Click OK to replace the invalid references with the suggested columns.
Observing the Haystack
If you run the project in debug mode as it’s now built, you will see a couple / three buffers of data flow through. You can examine each row flowing between the Union All transformations by adding a Data Viewer. Right-click the Data Flow Path connecting Union All to Union All 1, then click Data Viewers.

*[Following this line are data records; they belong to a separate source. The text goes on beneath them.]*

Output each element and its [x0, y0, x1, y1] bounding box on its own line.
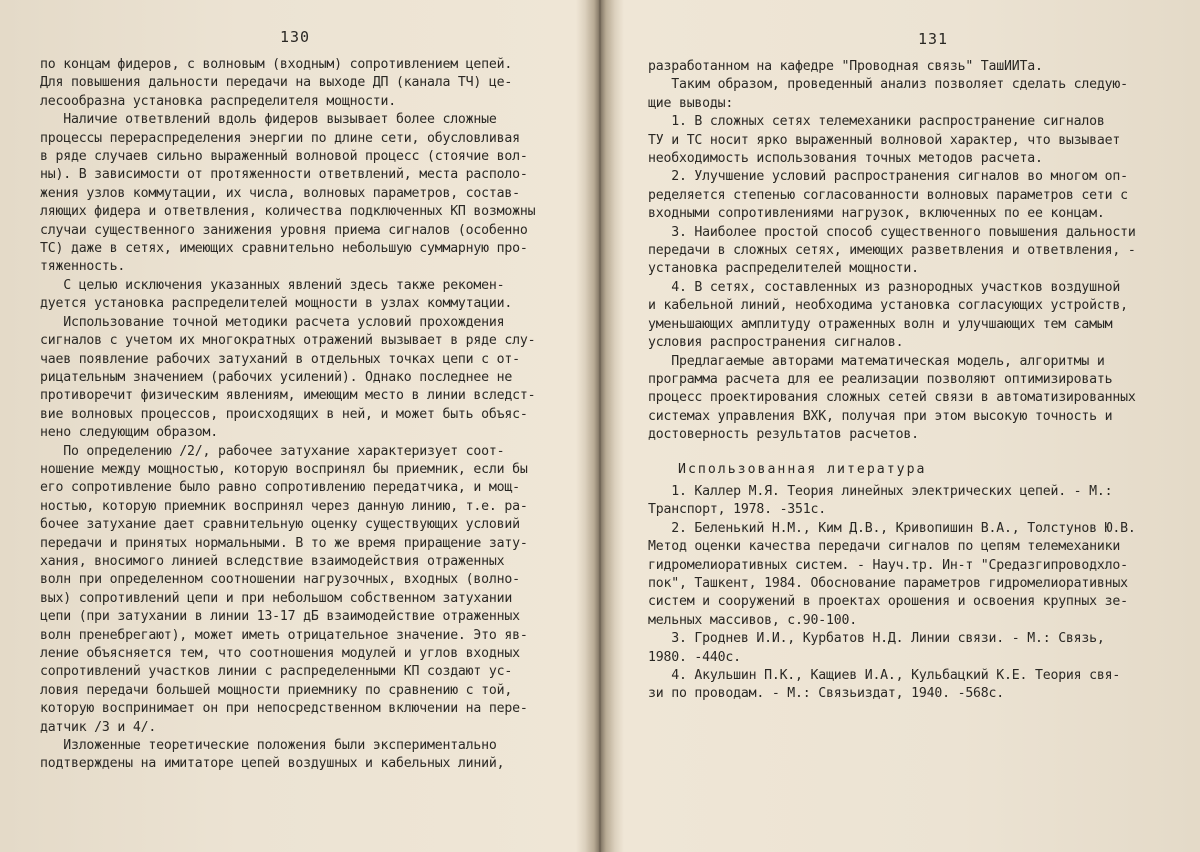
left-page-body: по концам фидеров, с волновым (входным) сопротивлением цепей. Для повышения дальности передачи на выходе ДП (канала ТЧ) це- лесообразна установка распределителя мощности. Наличие ответвлений вдоль фидеров вызывает более сложные процессы перераспределения энергии по длине сети, обусловливая в ряде случаев сильно выраженный волновой процесс (стоячие вол- ны). В зависимости от протяженности ответвлений, места располо- жения узлов коммутации, их числа, волновых параметров, состав- ляющих фидера и ответвления, количества подключенных КП возможны случаи существенного занижения уровня приема сигналов (особенно ТС) даже в сетях, имеющих сравнительно небольшую суммарную про- тяженность. С целью исключения указанных явлений здесь также рекомен- дуется установка распределителей мощности в узлах коммутации. Использование точной методики расчета условий прохождения сигналов с учетом их многократных отражений вызывает в ряде слу- чаев появление рабочих затуханий в отдельных точках цепи с от- рицательным значением (рабочих усилений). Однако последнее не противоречит физическим явлениям, имеющим место в линии вследст- вие волновых процессов, происходящих в ней, и может быть объяс- нено следующим образом. По определению /2/, рабочее затухание характеризует соот- ношение между мощностью, которую воспринял бы приемник, если бы его сопротивление было равно сопротивлению передатчика, и мощ- ностью, которую приемник воспринял через данную линию, т.е. ра- бочее затухание дает сравнительную оценку существующих условий передачи и принятых нормальными. В то же время приращение зату- хания, вносимого линией вследствие взаимодействия отраженных волн при определенном соотношении нагрузочных, входных (волно- вых) сопротивлений цепи и при небольшом собственном затухании цепи (при затухании в линии 13-17 дБ взаимодействие отраженных волн пренебрегают), может иметь отрицательное значение. Это яв- ление объясняется тем, что соотношения модулей и углов входных сопротивлений участков линии с распределенными КП создают ус- ловия передачи большей мощности приемнику по сравнению с той, которую воспринимает он при непосредственном включении на пере- датчик /3 и 4/. Изложенные теоретические положения были экспериментально подтверждены на имитаторе цепей воздушных и кабельных линий, — [40, 57, 536, 772]
right-page-number: 131 — [918, 30, 949, 48]
right-page-body: разработанном на кафедре "Проводная связь" ТашИИТа. Таким образом, проведенный анализ позволяет сделать следую- щие выводы: 1. В сложных сетях телемеханики распространение сигналов ТУ и ТС носит ярко выраженный волновой характер, что вызывает необходимость использования точных методов расчета. 2. Улучшение условий распространения сигналов во многом оп- ределяется степенью согласованности волновых параметров сети с входными сопротивлениями нагрузок, включенных по ее концам. 3. Наиболее простой способ существенного повышения дальности передачи в сложных сетях, имеющих разветвления и ответвления, - установка распределителей мощности. 4. В сетях, составленных из разнородных участков воздушной и кабельной линий, необходима установка согласующих устройств, уменьшающих амплитуду отраженных волн и улучшающих тем самым условия распространения сигналов. Предлагаемые авторами математическая модель, алгоритмы и программа расчета для ее реализации позволяют оптимизировать процесс проектирования сложных сетей связи в автоматизированных системах управления ВХК, получая при этом высокую точность и достоверность результатов расчетов. — [648, 59, 1136, 443]
right-page — [604, 0, 1200, 852]
references-list: 1. Каллер М.Я. Теория линейных электрических цепей. - М.: Транспорт, 1978. -351с. 2. Беленький Н.М., Ким Д.В., Кривопишин В.А., Толстунов Ю.В. Метод оценки качества передачи сигналов по цепям телемеханики гидромелиоративных систем. - Науч.тр. Ин-т "Средазгипроводхло- пок", Ташкент, 1984. Обоснование параметров гидромелиоративных систем и сооружений в проектах орошения и освоения крупных зе- мельных массивов, с.90-100. 3. Гроднев И.И., Курбатов Н.Д. Линии связи. - М.: Связь, 1980. -440с. 4. Акульшин П.К., Кащиев И.А., Кульбацкий К.Е. Теория свя- зи по проводам. - М.: Связьиздат, 1940. -568с. — [648, 483, 1136, 702]
left-page — [0, 0, 596, 852]
left-page-number: 130 — [280, 28, 311, 46]
references-heading: Использованная литература — [678, 461, 927, 477]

Click the Add button when the Data Flow Path Editor displays. When the Configure Data Viewer displays, accept the default Grid type and click OK:
Click OK to close the Data Flow Path Editor. The Data Flow Path now displays an icon to indicate a data viewer is present on the Data Flow Path:
When you execute the package in debug mode, a data viewer displays showing all the contents of the buffer:
The data viewer acts as a breakpoint in the Data Flow – pausing execution while you view the data in one buffer. If you close the data viewer, the data continues to flow as if there were no data viewer. If you click the green “play” button in the upper left, the data viewer releases the current buffer and pauses on the next buffer flowing through the Data Flow Path. Clicking the Detach button allows all data to flow until completion or until you again click the same button (the text on the button changes to “Attach” when you click the Detach button).
Finding the Needle
This is all well and good if you have a few hundred – or even a few thousand – rows flowing through your data flow. It can take a while to wait for row 6,578,361 of 10,000,000 rows to show up. So how do you find the needle in the haystack?
I like to use a design pattern I call a Data Probe.
To construct a data probe, add two Multicast transformations and a Conditional Split transformation to the Data Flow. Connect one Multicast between the Union All transformations. This will allow the current data flow to continue uninterrupted.
Connect a second output from the Multicast to the Conditional Split transformation. Leave the output of the Conditional Split transformation disconnected for now:
The second output of the first Multicast will send the same rows to the Conditional Split transformation as are sent to the Union All 1 transformation.
Double-click the Conditional Split to open the editor. Add the following expression to the top row:
LastName == "Orman"
Connect the output of the Conditional Split transformation to the second Multicast transformation (the second Multicast is merely an endpoint for the output of the Conditional Split transformation). When prompted, select the Case 1 output to connect to the Multicast input:
Create a grid data viewer on the data flow path between the Conditional Split and second Multicast transformations:
Execute the package in debug mode. Note the only row present at the “Case 1” output of the Conditional Split transformation is the needle for which you were searching in the haystack.
Conclusion
There are other ways to isolate rows in a data flow. Data probes are helpful and take a couple minutes to construct.